I understand that you generally always get 1 full additional “mana bar” worth of casts per 100% efficiency. In that regard there are no diminishing returns. I’m just saying the difference between going from 10 → 20 casts is proportionally a way bigger deal than going from 90 → 100.

It’s clear that as you get more and more Mana Efficiency you would always just be approaching but never reaching 0 mana cost. And assuming Mana is always rounded to a whole number, the graph is a step function. Like once you get to the point where a spell costs 1 mana you’re at the point of severely diminishing returns. Adding another 100% efficiency is not going to give you another mana bar of casts at that point.
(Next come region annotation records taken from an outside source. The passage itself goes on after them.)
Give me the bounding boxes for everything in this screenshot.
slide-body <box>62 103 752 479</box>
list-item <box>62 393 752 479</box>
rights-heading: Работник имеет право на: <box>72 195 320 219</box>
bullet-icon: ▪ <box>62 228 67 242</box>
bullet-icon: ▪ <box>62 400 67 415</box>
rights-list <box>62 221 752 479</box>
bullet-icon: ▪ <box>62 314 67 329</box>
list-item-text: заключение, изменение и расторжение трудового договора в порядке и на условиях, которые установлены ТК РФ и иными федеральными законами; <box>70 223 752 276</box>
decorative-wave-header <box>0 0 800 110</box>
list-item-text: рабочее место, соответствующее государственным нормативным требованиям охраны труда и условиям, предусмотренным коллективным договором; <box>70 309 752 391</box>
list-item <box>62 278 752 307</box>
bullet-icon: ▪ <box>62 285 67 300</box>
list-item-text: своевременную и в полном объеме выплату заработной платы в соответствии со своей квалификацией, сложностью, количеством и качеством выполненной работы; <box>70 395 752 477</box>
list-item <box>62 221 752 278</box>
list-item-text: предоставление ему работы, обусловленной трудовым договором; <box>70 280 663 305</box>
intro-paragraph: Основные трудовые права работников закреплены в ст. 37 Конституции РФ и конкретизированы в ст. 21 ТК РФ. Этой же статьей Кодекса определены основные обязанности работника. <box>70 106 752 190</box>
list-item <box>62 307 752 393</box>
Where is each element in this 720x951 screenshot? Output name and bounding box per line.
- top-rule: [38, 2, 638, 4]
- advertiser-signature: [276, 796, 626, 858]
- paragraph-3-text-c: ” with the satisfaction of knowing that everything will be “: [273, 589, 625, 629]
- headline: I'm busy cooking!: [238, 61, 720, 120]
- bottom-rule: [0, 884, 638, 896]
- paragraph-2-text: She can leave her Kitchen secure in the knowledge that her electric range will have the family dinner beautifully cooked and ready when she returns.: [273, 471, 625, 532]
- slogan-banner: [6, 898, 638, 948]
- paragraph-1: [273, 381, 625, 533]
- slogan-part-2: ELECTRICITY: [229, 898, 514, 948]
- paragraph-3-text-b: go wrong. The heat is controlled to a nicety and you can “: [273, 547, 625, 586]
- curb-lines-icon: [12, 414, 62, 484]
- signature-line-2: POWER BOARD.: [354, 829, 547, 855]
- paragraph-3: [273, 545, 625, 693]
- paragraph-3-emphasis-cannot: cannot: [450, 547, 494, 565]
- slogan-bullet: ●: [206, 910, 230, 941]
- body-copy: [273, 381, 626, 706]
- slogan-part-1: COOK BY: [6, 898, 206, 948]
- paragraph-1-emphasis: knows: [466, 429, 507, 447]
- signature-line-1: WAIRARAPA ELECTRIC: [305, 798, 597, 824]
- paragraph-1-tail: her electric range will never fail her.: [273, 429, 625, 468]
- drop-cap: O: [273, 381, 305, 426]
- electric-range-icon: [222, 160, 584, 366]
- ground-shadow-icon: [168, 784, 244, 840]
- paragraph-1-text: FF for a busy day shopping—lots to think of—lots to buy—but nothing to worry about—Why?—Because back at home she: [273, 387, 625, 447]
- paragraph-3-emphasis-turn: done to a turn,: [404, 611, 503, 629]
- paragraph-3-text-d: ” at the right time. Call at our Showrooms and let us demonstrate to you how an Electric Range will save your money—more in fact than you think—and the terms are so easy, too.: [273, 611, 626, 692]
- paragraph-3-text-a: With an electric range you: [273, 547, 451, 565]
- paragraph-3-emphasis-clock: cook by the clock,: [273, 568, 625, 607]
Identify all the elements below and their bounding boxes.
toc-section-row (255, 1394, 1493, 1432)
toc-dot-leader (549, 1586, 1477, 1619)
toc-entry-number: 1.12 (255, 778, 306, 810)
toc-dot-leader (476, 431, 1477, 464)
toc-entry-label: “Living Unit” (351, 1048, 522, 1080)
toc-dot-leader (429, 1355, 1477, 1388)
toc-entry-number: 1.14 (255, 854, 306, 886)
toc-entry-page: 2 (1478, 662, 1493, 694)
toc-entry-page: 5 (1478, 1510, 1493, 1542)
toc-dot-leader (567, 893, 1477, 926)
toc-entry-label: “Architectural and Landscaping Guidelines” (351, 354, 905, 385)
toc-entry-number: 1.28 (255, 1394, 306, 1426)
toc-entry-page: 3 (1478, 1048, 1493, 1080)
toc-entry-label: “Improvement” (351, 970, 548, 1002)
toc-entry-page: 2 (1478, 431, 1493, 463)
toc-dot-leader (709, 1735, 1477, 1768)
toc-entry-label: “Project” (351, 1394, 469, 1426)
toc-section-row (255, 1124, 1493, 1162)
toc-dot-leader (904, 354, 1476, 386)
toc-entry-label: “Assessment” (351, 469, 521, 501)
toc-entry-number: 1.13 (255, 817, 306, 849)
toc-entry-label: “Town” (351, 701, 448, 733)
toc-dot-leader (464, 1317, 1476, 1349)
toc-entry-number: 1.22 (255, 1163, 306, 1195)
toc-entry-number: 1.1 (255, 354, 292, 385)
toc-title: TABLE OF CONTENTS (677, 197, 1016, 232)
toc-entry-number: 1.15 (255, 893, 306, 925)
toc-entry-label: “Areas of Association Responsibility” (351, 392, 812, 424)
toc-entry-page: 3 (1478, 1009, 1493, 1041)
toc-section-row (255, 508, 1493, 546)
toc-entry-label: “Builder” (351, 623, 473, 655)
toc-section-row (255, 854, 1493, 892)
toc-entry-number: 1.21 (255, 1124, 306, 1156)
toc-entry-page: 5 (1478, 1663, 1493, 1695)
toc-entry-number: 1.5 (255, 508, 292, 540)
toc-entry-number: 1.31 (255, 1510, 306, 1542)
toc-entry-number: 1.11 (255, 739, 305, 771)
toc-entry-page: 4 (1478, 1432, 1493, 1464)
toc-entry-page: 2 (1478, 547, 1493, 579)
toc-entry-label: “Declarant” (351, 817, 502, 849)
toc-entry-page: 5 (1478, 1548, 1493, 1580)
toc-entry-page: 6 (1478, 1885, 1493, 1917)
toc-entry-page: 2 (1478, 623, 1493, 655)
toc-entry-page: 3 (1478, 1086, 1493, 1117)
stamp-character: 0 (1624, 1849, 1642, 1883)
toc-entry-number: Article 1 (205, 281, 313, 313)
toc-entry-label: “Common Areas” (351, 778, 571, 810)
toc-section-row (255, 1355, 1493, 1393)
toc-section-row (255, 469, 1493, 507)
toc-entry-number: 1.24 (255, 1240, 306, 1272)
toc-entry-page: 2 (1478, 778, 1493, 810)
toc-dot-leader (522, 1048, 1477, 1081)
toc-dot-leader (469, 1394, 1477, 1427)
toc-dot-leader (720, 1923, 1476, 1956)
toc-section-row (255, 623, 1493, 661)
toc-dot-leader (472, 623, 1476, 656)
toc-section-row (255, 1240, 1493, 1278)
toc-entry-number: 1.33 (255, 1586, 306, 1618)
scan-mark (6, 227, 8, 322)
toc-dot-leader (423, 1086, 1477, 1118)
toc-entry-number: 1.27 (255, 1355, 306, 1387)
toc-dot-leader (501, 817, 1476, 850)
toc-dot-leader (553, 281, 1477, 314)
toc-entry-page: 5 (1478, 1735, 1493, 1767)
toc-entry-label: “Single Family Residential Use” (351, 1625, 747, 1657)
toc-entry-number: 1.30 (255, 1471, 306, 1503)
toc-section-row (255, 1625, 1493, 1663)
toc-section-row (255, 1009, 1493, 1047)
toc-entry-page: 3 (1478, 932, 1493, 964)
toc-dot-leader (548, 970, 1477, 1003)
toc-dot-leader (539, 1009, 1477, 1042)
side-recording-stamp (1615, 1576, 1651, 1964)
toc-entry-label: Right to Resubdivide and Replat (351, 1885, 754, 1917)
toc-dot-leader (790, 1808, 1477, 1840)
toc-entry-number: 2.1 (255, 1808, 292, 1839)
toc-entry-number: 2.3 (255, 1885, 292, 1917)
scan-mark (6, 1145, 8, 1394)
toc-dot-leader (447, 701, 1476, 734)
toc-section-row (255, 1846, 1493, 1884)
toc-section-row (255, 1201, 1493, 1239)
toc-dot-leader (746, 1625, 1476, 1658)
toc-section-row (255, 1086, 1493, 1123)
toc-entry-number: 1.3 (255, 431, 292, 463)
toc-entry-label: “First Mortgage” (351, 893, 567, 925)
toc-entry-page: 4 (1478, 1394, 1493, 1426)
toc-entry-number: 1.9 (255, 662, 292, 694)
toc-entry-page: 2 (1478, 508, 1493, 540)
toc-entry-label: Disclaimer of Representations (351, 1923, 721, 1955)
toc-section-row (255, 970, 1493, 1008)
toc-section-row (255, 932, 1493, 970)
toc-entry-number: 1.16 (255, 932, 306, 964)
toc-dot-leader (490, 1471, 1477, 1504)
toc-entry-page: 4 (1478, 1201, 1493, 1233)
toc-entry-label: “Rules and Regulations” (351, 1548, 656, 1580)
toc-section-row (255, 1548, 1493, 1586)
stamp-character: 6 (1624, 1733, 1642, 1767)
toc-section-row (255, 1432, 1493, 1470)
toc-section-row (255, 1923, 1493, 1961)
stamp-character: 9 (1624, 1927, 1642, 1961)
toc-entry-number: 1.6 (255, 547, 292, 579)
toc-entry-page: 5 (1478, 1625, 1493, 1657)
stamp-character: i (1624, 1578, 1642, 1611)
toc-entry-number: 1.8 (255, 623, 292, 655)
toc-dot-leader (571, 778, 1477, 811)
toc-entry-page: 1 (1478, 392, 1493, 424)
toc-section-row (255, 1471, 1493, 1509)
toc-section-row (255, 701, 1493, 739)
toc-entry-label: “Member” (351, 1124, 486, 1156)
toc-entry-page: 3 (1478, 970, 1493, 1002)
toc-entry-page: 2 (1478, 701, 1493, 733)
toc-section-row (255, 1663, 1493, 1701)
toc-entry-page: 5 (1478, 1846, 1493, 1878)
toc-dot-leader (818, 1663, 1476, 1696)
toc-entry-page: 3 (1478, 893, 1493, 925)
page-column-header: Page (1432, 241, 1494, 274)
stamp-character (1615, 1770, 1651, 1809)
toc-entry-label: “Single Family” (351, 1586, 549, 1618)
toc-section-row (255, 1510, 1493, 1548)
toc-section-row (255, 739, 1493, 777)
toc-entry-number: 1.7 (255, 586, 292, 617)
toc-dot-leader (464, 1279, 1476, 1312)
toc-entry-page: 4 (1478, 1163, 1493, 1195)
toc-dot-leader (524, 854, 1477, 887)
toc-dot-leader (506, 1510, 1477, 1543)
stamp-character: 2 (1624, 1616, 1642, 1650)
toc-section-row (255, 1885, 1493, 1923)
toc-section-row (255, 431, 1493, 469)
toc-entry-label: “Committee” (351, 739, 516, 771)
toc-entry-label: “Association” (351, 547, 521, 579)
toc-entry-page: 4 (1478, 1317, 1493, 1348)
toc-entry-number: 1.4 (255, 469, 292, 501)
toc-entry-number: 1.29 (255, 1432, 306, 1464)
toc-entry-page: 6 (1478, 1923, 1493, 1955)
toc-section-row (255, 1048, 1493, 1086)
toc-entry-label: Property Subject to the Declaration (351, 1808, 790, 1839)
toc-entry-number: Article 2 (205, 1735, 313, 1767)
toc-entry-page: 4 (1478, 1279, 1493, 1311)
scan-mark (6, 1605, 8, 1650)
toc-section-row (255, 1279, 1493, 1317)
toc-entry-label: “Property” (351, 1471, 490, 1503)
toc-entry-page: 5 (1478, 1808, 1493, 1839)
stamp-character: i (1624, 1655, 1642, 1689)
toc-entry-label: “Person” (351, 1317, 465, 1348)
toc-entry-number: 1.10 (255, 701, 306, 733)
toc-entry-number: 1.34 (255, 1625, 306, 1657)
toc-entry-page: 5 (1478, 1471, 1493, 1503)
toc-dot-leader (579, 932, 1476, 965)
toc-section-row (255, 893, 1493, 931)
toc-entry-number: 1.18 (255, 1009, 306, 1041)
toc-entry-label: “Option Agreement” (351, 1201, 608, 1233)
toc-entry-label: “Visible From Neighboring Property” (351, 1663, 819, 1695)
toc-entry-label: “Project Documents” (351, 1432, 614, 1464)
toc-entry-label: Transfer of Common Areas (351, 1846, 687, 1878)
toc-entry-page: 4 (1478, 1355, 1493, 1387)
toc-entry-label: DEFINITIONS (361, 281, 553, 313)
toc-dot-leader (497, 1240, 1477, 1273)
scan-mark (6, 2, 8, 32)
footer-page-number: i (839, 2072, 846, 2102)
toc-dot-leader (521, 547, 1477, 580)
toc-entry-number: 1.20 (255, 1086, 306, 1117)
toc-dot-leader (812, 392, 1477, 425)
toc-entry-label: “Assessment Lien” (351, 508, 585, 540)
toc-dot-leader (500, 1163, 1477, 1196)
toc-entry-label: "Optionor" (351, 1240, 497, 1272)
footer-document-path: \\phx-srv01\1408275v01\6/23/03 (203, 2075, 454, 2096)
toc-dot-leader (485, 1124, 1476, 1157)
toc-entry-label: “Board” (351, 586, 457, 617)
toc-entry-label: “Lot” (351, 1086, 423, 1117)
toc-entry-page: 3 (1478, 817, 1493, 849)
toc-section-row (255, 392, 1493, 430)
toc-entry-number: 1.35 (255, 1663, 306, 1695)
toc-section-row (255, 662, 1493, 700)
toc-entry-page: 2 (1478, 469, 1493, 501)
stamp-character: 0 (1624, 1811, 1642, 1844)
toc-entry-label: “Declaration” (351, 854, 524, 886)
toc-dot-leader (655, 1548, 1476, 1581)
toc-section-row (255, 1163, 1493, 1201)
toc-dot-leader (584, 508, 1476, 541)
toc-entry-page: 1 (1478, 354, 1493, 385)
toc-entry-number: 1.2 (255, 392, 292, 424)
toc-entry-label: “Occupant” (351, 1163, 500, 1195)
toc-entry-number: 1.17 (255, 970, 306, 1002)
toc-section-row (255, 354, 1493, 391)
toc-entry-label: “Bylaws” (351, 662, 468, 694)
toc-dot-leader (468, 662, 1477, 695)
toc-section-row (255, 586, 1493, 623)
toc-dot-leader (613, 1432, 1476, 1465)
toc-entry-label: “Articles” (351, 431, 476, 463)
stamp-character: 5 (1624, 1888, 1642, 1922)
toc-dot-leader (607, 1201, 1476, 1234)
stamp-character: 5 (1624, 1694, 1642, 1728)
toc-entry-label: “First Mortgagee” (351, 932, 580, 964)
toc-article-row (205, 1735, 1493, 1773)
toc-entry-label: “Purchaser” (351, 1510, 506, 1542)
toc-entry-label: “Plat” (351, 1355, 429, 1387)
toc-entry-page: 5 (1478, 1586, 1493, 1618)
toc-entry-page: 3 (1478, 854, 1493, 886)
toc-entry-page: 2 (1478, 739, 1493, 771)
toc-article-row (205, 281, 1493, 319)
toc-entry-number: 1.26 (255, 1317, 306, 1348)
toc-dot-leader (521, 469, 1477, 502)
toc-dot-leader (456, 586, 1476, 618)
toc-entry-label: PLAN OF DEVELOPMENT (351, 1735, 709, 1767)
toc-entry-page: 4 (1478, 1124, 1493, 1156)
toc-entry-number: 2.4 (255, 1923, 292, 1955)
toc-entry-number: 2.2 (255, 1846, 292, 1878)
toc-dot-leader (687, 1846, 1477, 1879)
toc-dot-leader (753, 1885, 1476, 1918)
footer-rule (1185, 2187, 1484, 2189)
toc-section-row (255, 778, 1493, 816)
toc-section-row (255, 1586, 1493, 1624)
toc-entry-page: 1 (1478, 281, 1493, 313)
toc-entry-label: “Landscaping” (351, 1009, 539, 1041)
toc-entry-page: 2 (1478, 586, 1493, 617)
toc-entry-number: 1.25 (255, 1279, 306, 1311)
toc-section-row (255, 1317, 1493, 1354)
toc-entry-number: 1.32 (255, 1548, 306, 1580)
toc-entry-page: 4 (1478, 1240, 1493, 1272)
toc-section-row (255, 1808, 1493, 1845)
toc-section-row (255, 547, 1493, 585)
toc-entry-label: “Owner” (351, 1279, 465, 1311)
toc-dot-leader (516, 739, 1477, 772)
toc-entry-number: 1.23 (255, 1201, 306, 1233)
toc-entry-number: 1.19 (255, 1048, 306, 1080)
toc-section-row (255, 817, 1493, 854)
The cost will probably get rounded back up to 1 until the point where you’ve put in several thousand % more efficiency and it rounds down to 0 (if their code even allows that) at which point you’ve broken it and your casts go up to infinity.

But this is all very pedantic at this point. The original presenting complaint wasn’t “I don’t understand mana efficiency” it was mainly “we have no concrete information on how all the inconsistently-worded mana modifiers in the game interact with each other.”

And I’m sure we could easily guess the formula for the mana cost of a skill, it’s probably the same as the formula for damage. The problem is that they have all sorts of documentation for damage numbers but not mana. Not only is the damage formula published, literally every node in the skill tree that says “MORE” damage also has a subtext that says “multiplicative with other damage modifiers” but there’s no documentation whatsoever for mana mods.

We can assume but it would be nice to not have to.

And running into a situation like “mana drain” which is apparently its own thing that’s completely unaffected by mana efficiency for some reason, makes it clear that we don’t have certain (probably important) information.

It’s not.

It does though, see my comment above. Mana costs are displayed as round numbers but they aren’t used that way. But you generally can’t get that much efficiency so it’s a moot point.

You say that like it’s a bad thing.

“We” mostly do.

I respectfully point you towards my comment here, though I’ll tweak it a bit to be more encompassing, though I’m assuming that all more & less modifiers are multiplicative rather than additive but I also don’t think there’s many (any?) skills that have multiple more/less mana cost modifiers.